Latest World News

Trial of November 13: fragments of hearing

13
By Pascale Robert-Diard, Henri Seckel and Soren Seelow

Posted today at 02:57

The long time

This is both the luxury and the burden of this trial, which will have stretched from the summer of 2021 to the summer of 2022: its duration. To avoid overheating, the debates were held only four days a week, in the afternoon only. Listening to the civil parties and the accused was absolute, there was never any need to hurry, the hearing gained in serenity. But a certain weariness ended up settling in all its actors, now in a hurry to get it over with.

The pleadings begin Monday, May 23, eight and a half months after President Jean-Louis Périès’ introductory warning to the audience: “You will have to arm yourself with patience. »

A policeman on duty in front of one of the screens in the courtroom, during the trial of the November 13 attacks.

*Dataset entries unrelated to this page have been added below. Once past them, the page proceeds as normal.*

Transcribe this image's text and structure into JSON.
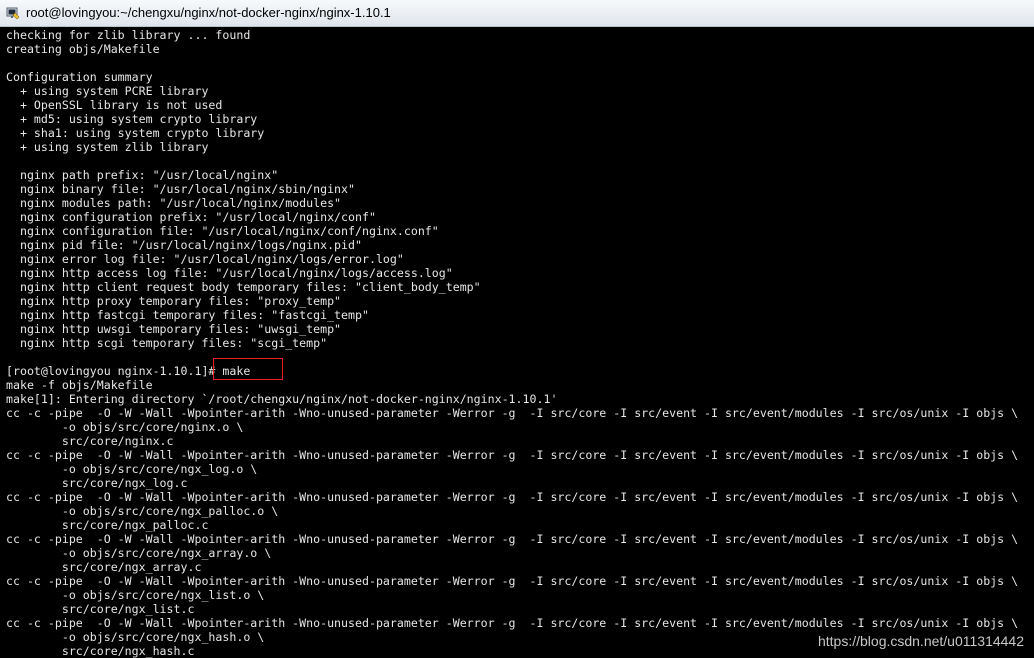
{
  "window": {
    "title": "root@lovingyou:~/chengxu/nginx/not-docker-nginx/nginx-1.10.1"
  },
  "terminal": {
    "lines": [
      "checking for zlib library ... found",
      "creating objs/Makefile",
      "",
      "Configuration summary",
      "  + using system PCRE library",
      "  + OpenSSL library is not used",
      "  + md5: using system crypto library",
      "  + sha1: using system crypto library",
      "  + using system zlib library",
      "",
      "  nginx path prefix: \"/usr/local/nginx\"",
      "  nginx binary file: \"/usr/local/nginx/sbin/nginx\"",
      "  nginx modules path: \"/usr/local/nginx/modules\"",
      "  nginx configuration prefix: \"/usr/local/nginx/conf\"",
      "  nginx configuration file: \"/usr/local/nginx/conf/nginx.conf\"",
      "  nginx pid file: \"/usr/local/nginx/logs/nginx.pid\"",
      "  nginx error log file: \"/usr/local/nginx/logs/error.log\"",
      "  nginx http access log file: \"/usr/local/nginx/logs/access.log\"",
      "  nginx http client request body temporary files: \"client_body_temp\"",
      "  nginx http proxy temporary files: \"proxy_temp\"",
      "  nginx http fastcgi temporary files: \"fastcgi_temp\"",
      "  nginx http uwsgi temporary files: \"uwsgi_temp\"",
      "  nginx http scgi temporary files: \"scgi_temp\"",
      "",
      "[root@lovingyou nginx-1.10.1]# make",
      "make -f objs/Makefile",
      "make[1]: Entering directory `/root/chengxu/nginx/not-docker-nginx/nginx-1.10.1'",
      "cc -c -pipe  -O -W -Wall -Wpointer-arith -Wno-unused-parameter -Werror -g  -I src/core -I src/event -I src/event/modules -I src/os/unix -I objs \\",
      "        -o objs/src/core/nginx.o \\",
      "        src/core/nginx.c",
      "cc -c -pipe  -O -W -Wall -Wpointer-arith -Wno-unused-parameter -Werror -g  -I src/core -I src/event -I src/event/modules -I src/os/unix -I objs \\",
      "        -o objs/src/core/ngx_log.o \\",
      "        src/core/ngx_log.c",
      "cc -c -pipe  -O -W -Wall -Wpointer-arith -Wno-unused-parameter -Werror -g  -I src/core -I src/event -I src/event/modules -I src/os/unix -I objs \\",
      "        -o objs/src/core/ngx_palloc.o \\",
      "        src/core/ngx_palloc.c",
      "cc -c -pipe  -O -W -Wall -Wpointer-arith -Wno-unused-parameter -Werror -g  -I src/core -I src/event -I src/event/modules -I src/os/unix -I objs \\",
      "        -o objs/src/core/ngx_array.o \\",
      "        src/core/ngx_array.c",
      "cc -c -pipe  -O -W -Wall -Wpointer-arith -Wno-unused-parameter -Werror -g  -I src/core -I src/event -I src/event/modules -I src/os/unix -I objs \\",
      "        -o objs/src/core/ngx_list.o \\",
      "        src/core/ngx_list.c",
      "cc -c -pipe  -O -W -Wall -Wpointer-arith -Wno-unused-parameter -Werror -g  -I src/core -I src/event -I src/event/modules -I src/os/unix -I objs \\",
      "        -o objs/src/core/ngx_hash.o \\",
      "        src/core/ngx_hash.c"
    ]
  },
  "watermark": {
    "text": "https://blog.csdn.net/u011314442"
  },
  "colors": {
    "terminal_bg": "#000000",
    "terminal_fg": "#e6e6e6",
    "highlight_border": "#e8201f"
  },
  "icons": {
    "title_icon": "putty-terminal-icon"
  }
}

In its length, the trial lost some of its force and the interest it had aroused when it opened – the war in Ukraine and the presidential election even ended up eclipsing it. With its “great witnesses” (from politics, sociology or intelligence) who took it well beyond the facts, the “total trial” sometimes looked like a conference on geopolitics in the Middle East. , radicalization or flaws in anti-terrorism. The defendants must, at times, have wondered what they were doing there.

They did not have the floor until after four months and the president chose to move forward not accused by accused, but according to a chronological “slicing” (before August 2015; from August to the beginning of November; from the beginning of November on the evening of the attacks; after the attacks) and around soporific presentations by investigators to which the defendants could not respond at the time, which set a false rhythm to the hearing, deprived of the spontaneity which is the strength of the assizes.

A screen above the box of the accused, at the trial of the attacks of November 13.

A bright and frustrating setting

To follow the trial of the November 13 attacks is to watch television. Temporary and spectacular construction sheltered from the dark vaults of the Salle des Pas Perdus, in the ancient Palais de Justice in Paris, the bright and modern wooden room which hosts the proceedings is of such a length – around fifty meters – that you can barely make out, unless you have taken a seat in the very first rows, the faces of the defendants in their box, over there, in the background on the left, or that of the Advocates General on their platform, in the background on the right. This is the price to pay to welcome as many lawyers and civil parties as possible to this extraordinary hearing.

So for eight months, we have been looking up at one of the many giant screens falling from the ceiling to discover the expression of the speaker, we regret not being able to perceive the reactions of his interlocutor or his neighbors – we are sorry, also, to miss out on off-mic exchanges, too far away for our ears.

You have 77.71% of this article left to read. The following is for subscribers only.